Another significant change in GA4 is that you can have multiple attribution models running simultaneously, and compare their results side-by-side. In UA, you can only set one attribution model per view. If you’ve not used attribution models before, they are a way of analysing your data to see which marketing channels contributed most to the sale or conversion. A popular one is to attribute the last thing someone clicked on as the cause of the person converting to a customer, but with other attribution models you can see the value of all the interactions a customer has had with your business, and how valuable top-of-the-funnel marketing channels are (as these don’t often get credit when the ‘last click’ model is used). This data will be incredibly useful for working out what marketing channels are really helping to push your customers towards a sale.
What Steps You Should Take to Move to GA4
Take this as a great opportunity to start with a clean sheet. You’ll need to set up GA4 from scratch, so it’s a good time to analyse if your setup is working for you and tracking what you want.
If your analytics setup is currently rather unorganised or full of things you no longer need, this is a great time to audit everything and streamline down to only things you use. If you don’t have naming conventions for your campaign tracking, now’s the time to start. It’s much easier to track campaigns if they are named well.
Get GA4 set up and add it to your website so that it starts gathering data as soon as possible. Remember it needs to be gathering data by 1 July 2022 to ensure you can get year-on-year data comparisons from the day of the switchover. To set it up you’ll need to create a new GA4 property in Google Analytics, then add it to your website code or Google Tag Manager (depending on which you use). Google has a handy page on how to set up GA4 so it runs alongside Universal Analytics.
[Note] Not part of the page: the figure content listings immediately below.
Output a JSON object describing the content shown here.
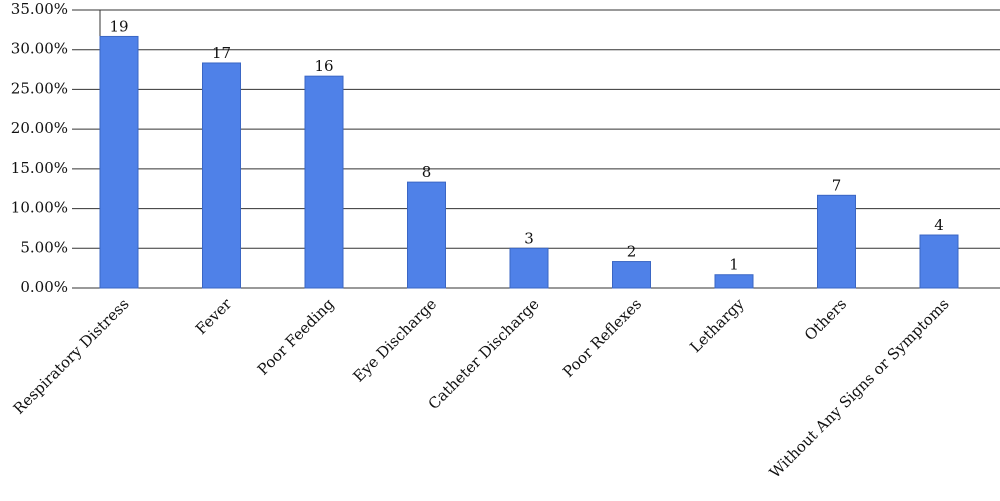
{
  "chart_data": {
    "type": "bar",
    "categories": [
      "Respiratory Distress",
      "Fever",
      "Poor Feeding",
      "Eye Discharge",
      "Catheter Discharge",
      "Poor Reflexes",
      "Lethargy",
      "Others",
      "Without Any Signs or Symptoms"
    ],
    "values": [
      31.67,
      28.33,
      26.67,
      13.33,
      5,
      3.33,
      1.67,
      11.67,
      6.67
    ],
    "counts": [
      19,
      17,
      16,
      8,
      3,
      2,
      1,
      7,
      4
    ],
    "color": "#4f81e8",
    "ylim": [
      0,
      35
    ],
    "yticks": [
      {
        "value": 0,
        "label": "0.00%"
      },
      {
        "value": 5,
        "label": "5.00%"
      },
      {
        "value": 10,
        "label": "10.00%"
      },
      {
        "value": 15,
        "label": "15.00%"
      },
      {
        "value": 20,
        "label": "20.00%"
      },
      {
        "value": 25,
        "label": "25.00%"
      },
      {
        "value": 30,
        "label": "30.00%"
      },
      {
        "value": 35,
        "label": "35.00%"
      }
    ],
    "grid": true
  }
}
If you’re not sure how to do this, find an analytics expert to help get you set up in no time.
As Google Analytics 4 is so different to the previous version, I’d suggest getting some staff training on the platform. They’ll need to know the new layout and functionality, which can be a little complex at first glance.
As Google has only promised to keep Universal Analytics for 6 months after it stops collecting data, you’ll need to make sure you’ve backed it all up (back it up just after the switch-off) in case you need to refer to it in the future. Otherwise, you risk losing it.
Don’t panic if this all feels overwhelming at the moment. The most important thing you need to do is get GA4 added to your website as soon as you can. That way you can at least start gathering data and then set up GA4 as you go along, experiment with it and trial all the new features. You have a year until UA is switched off, so give yourself that as a deadline for becoming familiar with the platform. Google offers a free course to give you a better insight into GA4, so why not take a look at that too. Good luck!